Just as its balance sheets finally approach equilibrium, Berkeley Unified School District is losing its top numbers cruncher—the man universally credited with helping to erase a $6.5 million deficit and getting the district out of the red for the first time in three years. 

On Wednesday of this week, Deputy Superintendent Eric Smith announced his resignation, effective May 14. Smith cited a family emergency that required him to be with his two young children in San Luis Obispo. “It’s purely personal,” he said. “Basically some events happened in their mother’s life that requires me to be down there with them now.”  

Two of Berkeley’s biggest public entities have now lost their top budget officials this year. In January Paul Navazio resigned as city budget director to relocate to the city of Davis. 

Smith, who joined Berkeley Unified last May, has no job lined up as yet, and plans to work as a consultant until he finds a position on the Central Coast. 
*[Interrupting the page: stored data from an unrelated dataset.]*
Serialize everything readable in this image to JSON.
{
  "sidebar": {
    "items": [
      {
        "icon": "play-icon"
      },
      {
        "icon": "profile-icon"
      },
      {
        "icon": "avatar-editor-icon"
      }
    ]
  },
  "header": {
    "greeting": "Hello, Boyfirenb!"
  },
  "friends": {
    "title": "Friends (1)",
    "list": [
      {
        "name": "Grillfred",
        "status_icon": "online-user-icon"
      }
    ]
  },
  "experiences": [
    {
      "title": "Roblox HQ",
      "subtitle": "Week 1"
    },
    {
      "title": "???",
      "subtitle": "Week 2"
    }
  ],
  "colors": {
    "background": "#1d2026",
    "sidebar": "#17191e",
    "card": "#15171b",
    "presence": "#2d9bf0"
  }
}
A search for his replacement will begin immediately, said Superintendent Michele Lawrence, who had known for a while that Smith was contemplating resigning. In the meantime, Smith said Director of Fiscal Services Song Bendib will assume more duties and a consultant from the Fiscal Crisis Management Assistance Team will step in to temporally fill the position. 

“It’s a tremendous loss for the district,” said School Board Director Shirley Issel. “When there’s someone capable, it’s noticeable and it makes a huge difference.” 

Smith’s departure comes as Berkeley Unified is fine tuning its 2004-05 budget—expected to be the first balanced budget since 2001. The deputy superintendent said the majority of the work will be completed before his departure, though some revisions might have to be made by his successors based on a May financial report. 

Smith arrived at Berkeley Unified last April to replace consultant Jerry Kurr. The district retained Kurr to lay the groundwork for digging itself out of a financial crisis which was caused, in part, by the collapse of its accounting and management systems. 

Though Smith’s tenure has been short, Superintendent Lawrence credited Smith with saving the district between $2 and $3 million by fine-tuning systems and changing outdated business practices. 

Smith moved to self-insure the district for workers compensation costs and ended the practice of paying insurance premiums for relatives of employees who no longer qualified for coverage, saving a combined $1.8 million a year.  

Among the systems that still need work, Smith said, include tracking employee absences and timesheets for non-salaried workers. 

Lawrence is formulating a list of potential replacements, but said that finding someone with an appropriate skill set will be tough.  

“Eric has some rare talents,” she said. After budget cuts forced the district to eliminate associate superintendents for human resources and curriculum, she gave him responsibility for insurance, liability, facilities and labor negotiations. 

“A school business administrator a specialty job that doesn’t translate easily from the private sector,” Lawrence said. “California finance is so complex and the funding model is so convoluted, especially in Berkeley because of the parcel tax, that you have to be in the system a while to be excellent.” 

Smith, a past president of the California Association of School Business Officials, has spent his entire career in school finance, working his way up from a facilities manager in Modesto to the Deputy Superintendent of Business Services for the San Luis Obispo County Office of Education, the job he held before coming to Berkeley. 

Although they are sad to see him go, school board members and staff supported Smith’s decision. “We always talk about putting kids first, so I’ve got to commend Eric because he’s doing what’s right for his kids,” said School Board President John Selawsky.